The more pressing topic is the fact that the money was approved by Congress in March through a continuing resolution that appropriated $45 billion to support K-12 education. It passed both chambers with almost no Democratic support (Perez voted “no”) and was signed into law by Trump.
Despite that, the administration is now withholding some of that funding. It is a dictatorial move that reflects Trump’s imperious approach to the presidency. He routinely has withheld funding approved by Congress in accordance with the U.S. Constitution, and he has demonstrated disdain for the checks and balances that are a hallmark of our republic.
As The Rutherford Institute, a Virginia-based civil liberties organization, writes: “Ironically, this might be Trump’s greatest legacy: forcing Americans to learn what the Constitution actually says — by violating it. Unfortunately, Trump himself remains constitutionally illiterate.”

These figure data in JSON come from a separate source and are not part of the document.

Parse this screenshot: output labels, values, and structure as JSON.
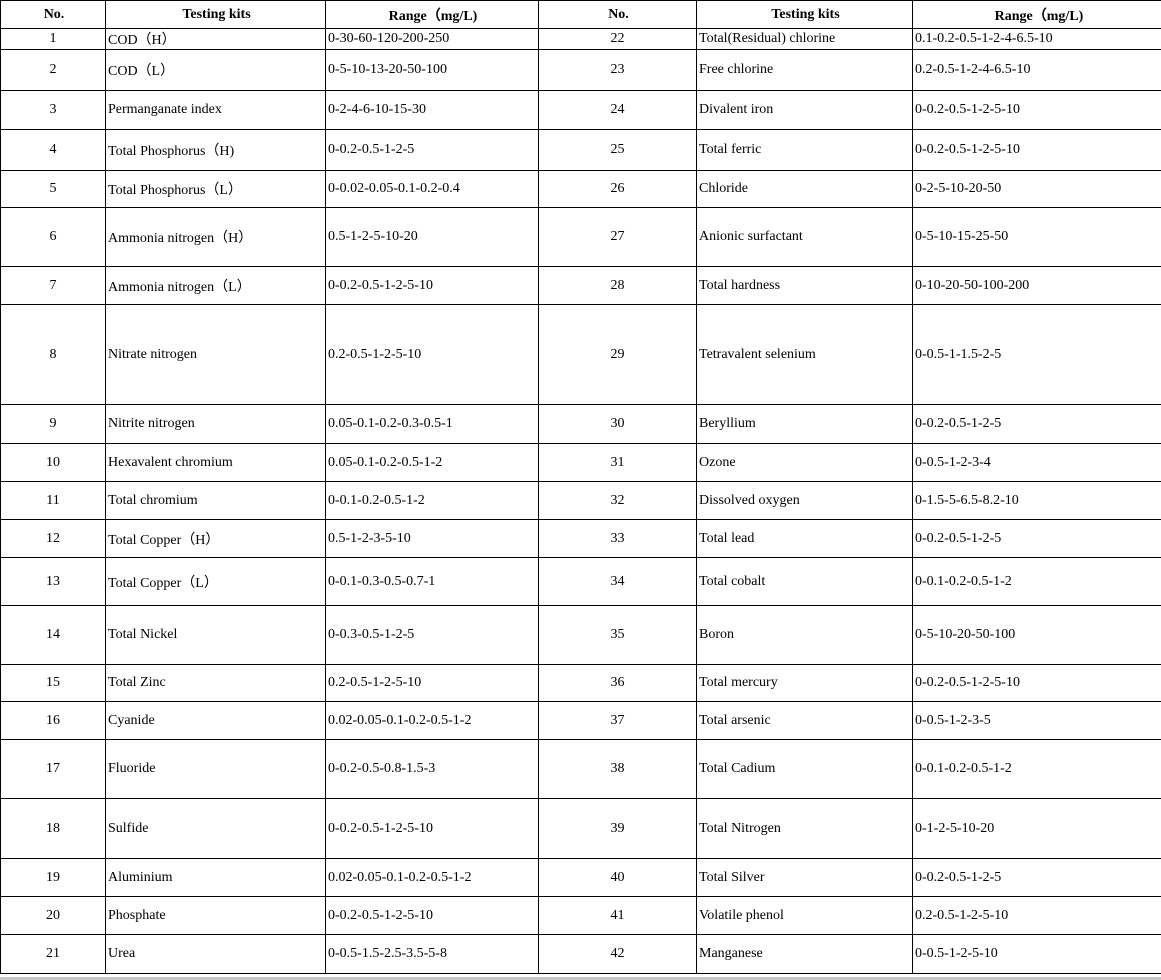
{
  "headers": {
    "no": "No.",
    "kit": "Testing kits",
    "range": "Range（mg/L)"
  },
  "rows": [
    {
      "l": {
        "no": "1",
        "kit": "COD（H）",
        "range": "0-30-60-120-200-250"
      },
      "r": {
        "no": "22",
        "kit": "Total(Residual) chlorine",
        "range": "0.1-0.2-0.5-1-2-4-6.5-10"
      }
    },
    {
      "l": {
        "no": "2",
        "kit": "COD（L）",
        "range": "0-5-10-13-20-50-100"
      },
      "r": {
        "no": "23",
        "kit": "Free chlorine",
        "range": "0.2-0.5-1-2-4-6.5-10"
      }
    },
    {
      "l": {
        "no": "3",
        "kit": "Permanganate index",
        "range": "0-2-4-6-10-15-30"
      },
      "r": {
        "no": "24",
        "kit": "Divalent iron",
        "range": "0-0.2-0.5-1-2-5-10"
      }
    },
    {
      "l": {
        "no": "4",
        "kit": "Total Phosphorus（H)",
        "range": "0-0.2-0.5-1-2-5"
      },
      "r": {
        "no": "25",
        "kit": "Total ferric",
        "range": "0-0.2-0.5-1-2-5-10"
      }
    },
    {
      "l": {
        "no": "5",
        "kit": "Total Phosphorus（L）",
        "range": "0-0.02-0.05-0.1-0.2-0.4"
      },
      "r": {
        "no": "26",
        "kit": "Chloride",
        "range": "0-2-5-10-20-50"
      }
    },
    {
      "l": {
        "no": "6",
        "kit": "Ammonia nitrogen（H）",
        "range": "0.5-1-2-5-10-20"
      },
      "r": {
        "no": "27",
        "kit": "Anionic surfactant",
        "range": "0-5-10-15-25-50"
      }
    },
    {
      "l": {
        "no": "7",
        "kit": "Ammonia nitrogen（L）",
        "range": "0-0.2-0.5-1-2-5-10"
      },
      "r": {
        "no": "28",
        "kit": "Total hardness",
        "range": "0-10-20-50-100-200"
      }
    },
    {
      "l": {
        "no": "8",
        "kit": "Nitrate nitrogen",
        "range": "0.2-0.5-1-2-5-10"
      },
      "r": {
        "no": "29",
        "kit": "Tetravalent selenium",
        "range": "0-0.5-1-1.5-2-5"
      }
    },
    {
      "l": {
        "no": "9",
        "kit": "Nitrite nitrogen",
        "range": "0.05-0.1-0.2-0.3-0.5-1"
      },
      "r": {
        "no": "30",
        "kit": "Beryllium",
        "range": "0-0.2-0.5-1-2-5"
      }
    },
    {
      "l": {
        "no": "10",
        "kit": "Hexavalent chromium",
        "range": "0.05-0.1-0.2-0.5-1-2"
      },
      "r": {
        "no": "31",
        "kit": "Ozone",
        "range": "0-0.5-1-2-3-4"
      }
    },
    {
      "l": {
        "no": "11",
        "kit": "Total chromium",
        "range": "0-0.1-0.2-0.5-1-2"
      },
      "r": {
        "no": "32",
        "kit": "Dissolved oxygen",
        "range": "0-1.5-5-6.5-8.2-10"
      }
    },
    {
      "l": {
        "no": "12",
        "kit": "Total Copper（H）",
        "range": "0.5-1-2-3-5-10"
      },
      "r": {
        "no": "33",
        "kit": "Total lead",
        "range": "0-0.2-0.5-1-2-5"
      }
    },
    {
      "l": {
        "no": "13",
        "kit": "Total Copper（L）",
        "range": "0-0.1-0.3-0.5-0.7-1"
      },
      "r": {
        "no": "34",
        "kit": "Total cobalt",
        "range": "0-0.1-0.2-0.5-1-2"
      }
    },
    {
      "l": {
        "no": "14",
        "kit": "Total Nickel",
        "range": "0-0.3-0.5-1-2-5"
      },
      "r": {
        "no": "35",
        "kit": "Boron",
        "range": "0-5-10-20-50-100"
      }
    },
    {
      "l": {
        "no": "15",
        "kit": "Total Zinc",
        "range": "0.2-0.5-1-2-5-10"
      },
      "r": {
        "no": "36",
        "kit": "Total mercury",
        "range": "0-0.2-0.5-1-2-5-10"
      }
    },
    {
      "l": {
        "no": "16",
        "kit": "Cyanide",
        "range": "0.02-0.05-0.1-0.2-0.5-1-2"
      },
      "r": {
        "no": "37",
        "kit": "Total arsenic",
        "range": "0-0.5-1-2-3-5"
      }
    },
    {
      "l": {
        "no": "17",
        "kit": "Fluoride",
        "range": "0-0.2-0.5-0.8-1.5-3"
      },
      "r": {
        "no": "38",
        "kit": "Total Cadium",
        "range": "0-0.1-0.2-0.5-1-2"
      }
    },
    {
      "l": {
        "no": "18",
        "kit": "Sulfide",
        "range": "0-0.2-0.5-1-2-5-10"
      },
      "r": {
        "no": "39",
        "kit": "Total Nitrogen",
        "range": "0-1-2-5-10-20"
      }
    },
    {
      "l": {
        "no": "19",
        "kit": "Aluminium",
        "range": "0.02-0.05-0.1-0.2-0.5-1-2"
      },
      "r": {
        "no": "40",
        "kit": "Total Silver",
        "range": "0-0.2-0.5-1-2-5"
      }
    },
    {
      "l": {
        "no": "20",
        "kit": "Phosphate",
        "range": "0-0.2-0.5-1-2-5-10"
      },
      "r": {
        "no": "41",
        "kit": "Volatile phenol",
        "range": "0.2-0.5-1-2-5-10"
      }
    },
    {
      "l": {
        "no": "21",
        "kit": "Urea",
        "range": "0-0.5-1.5-2.5-3.5-5-8"
      },
      "r": {
        "no": "42",
        "kit": "Manganese",
        "range": "0-0.5-1-2-5-10"
      }
    }
  ]
}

That is the issue that underlies education spending, and it is the reason that congressional members from both parties should speak out forcefully against a pause in that spending.
It is predictable — but shameful — that Washington’s two Republican members of Congress would avoid speaking out against the administration. But it is unconscionable that a Democratic member would not seize every opportunity to point out the lawlessness of the Trump White House — regardless of whether or not her constituents agree.